Lo studio evidenzia che strumenti come il bonus asilo nido e lo smart working producono effetti decisamente più positivi. In particolare, l’accesso al bonus nido aumenta di circa 6 punti percentuali la probabilità che una madre lavori, riducendo il peso economico e organizzativo dell’assistenza ai bambini nei primi anni di vita.

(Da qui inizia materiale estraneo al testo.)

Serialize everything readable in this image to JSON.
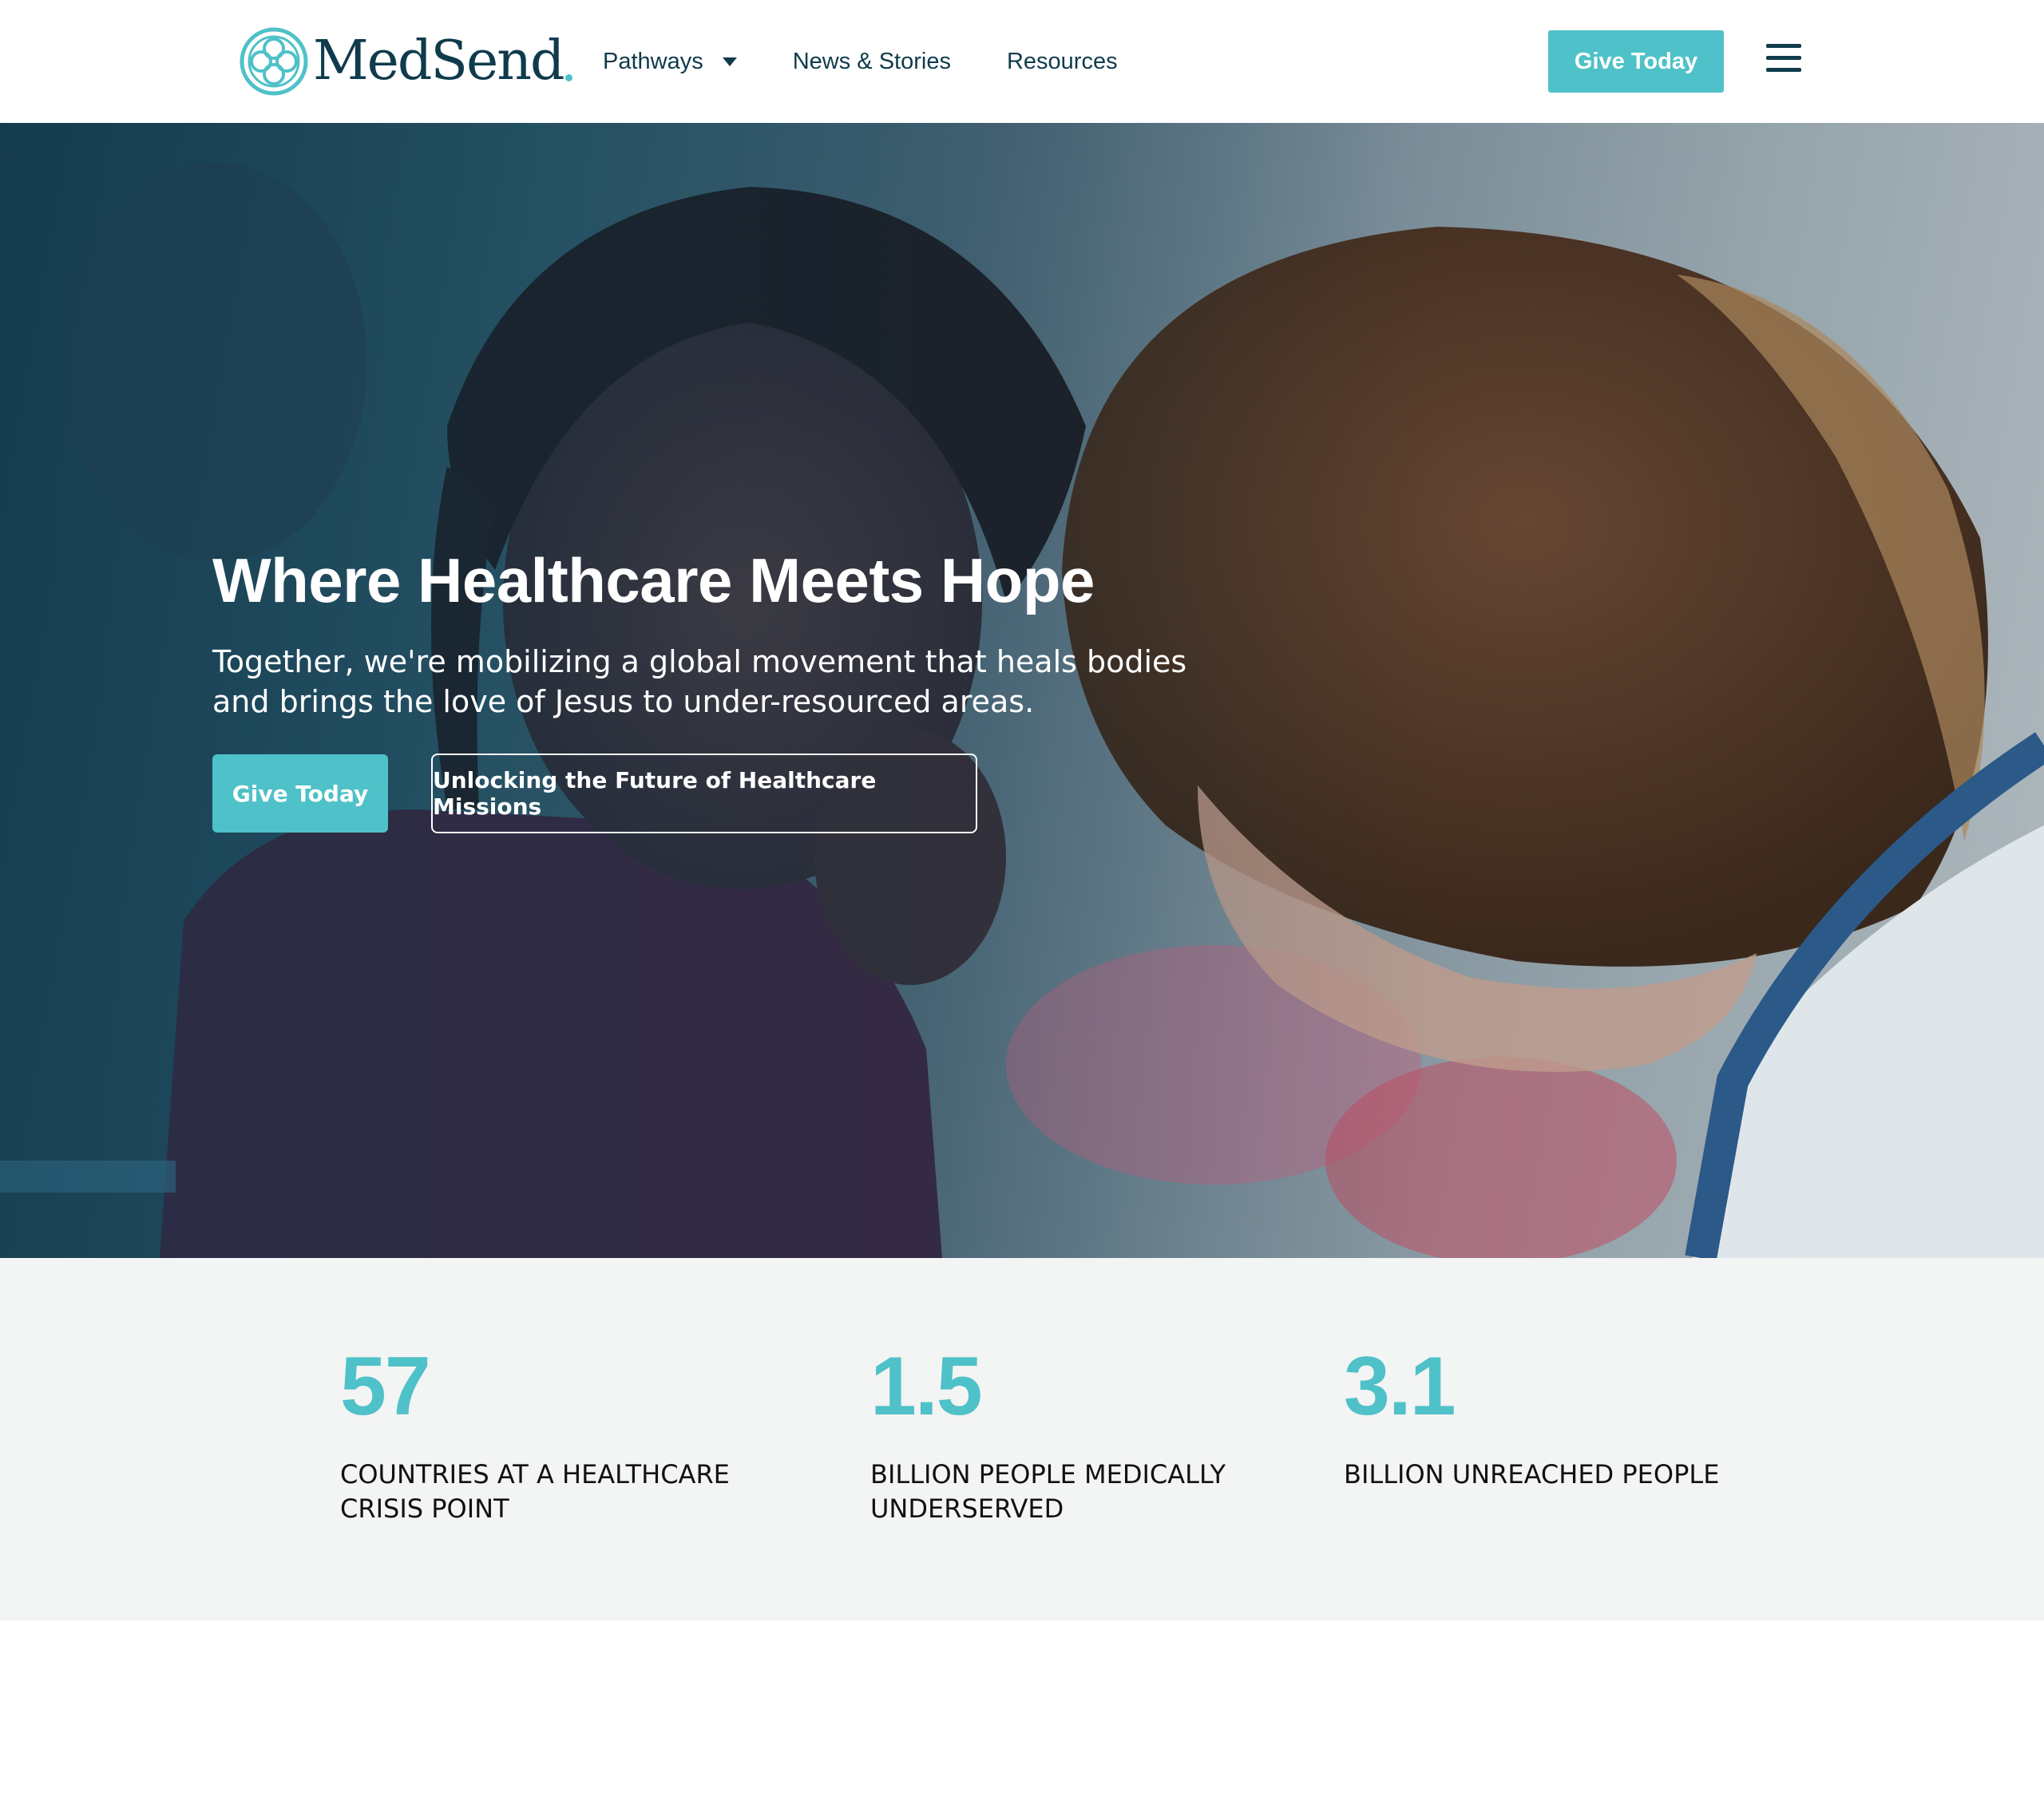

Tutti i fattori che incidono sul lavoro femminile in Italia
Stando ai dati Inps, ancora più significativo il ruolo del lavoro agile nel mondo professionale femminile. La possibilità di lavorare da remoto riduce fino all’87% la cosiddetta “child penalty”, ossia la penalizzazione professionale ed economica che molte donne subiscono dopo la nascita di un figlio. Inoltre, le lavoratrici che possono beneficiare dello smart working registrano un incremento retributivo che può arrivare fino a 1.300 euro nell’anno successivo alla maternità, oltre a mostrare effetti positivi anche sulla propensione ad avere figli.
Le conclusioni del Rapporto confermano quanto sostenuto da numerosi studi economici. Gli incentivi economici sono importanti, ma diventano realmente efficaci quando vengono integrati con servizi per l’infanzia, maggiore flessibilità organizzativa e politiche di conciliazione vita-lavoro.
Una recente analisi della Banca d’Italia, ad esempio, sottolinea come un migliore equilibrio nella distribuzione del lavoro domestico e una più ampia offerta di servizi educativi per la prima infanzia siano elementi fondamentali per aumentare stabilmente l’occupazione femminile.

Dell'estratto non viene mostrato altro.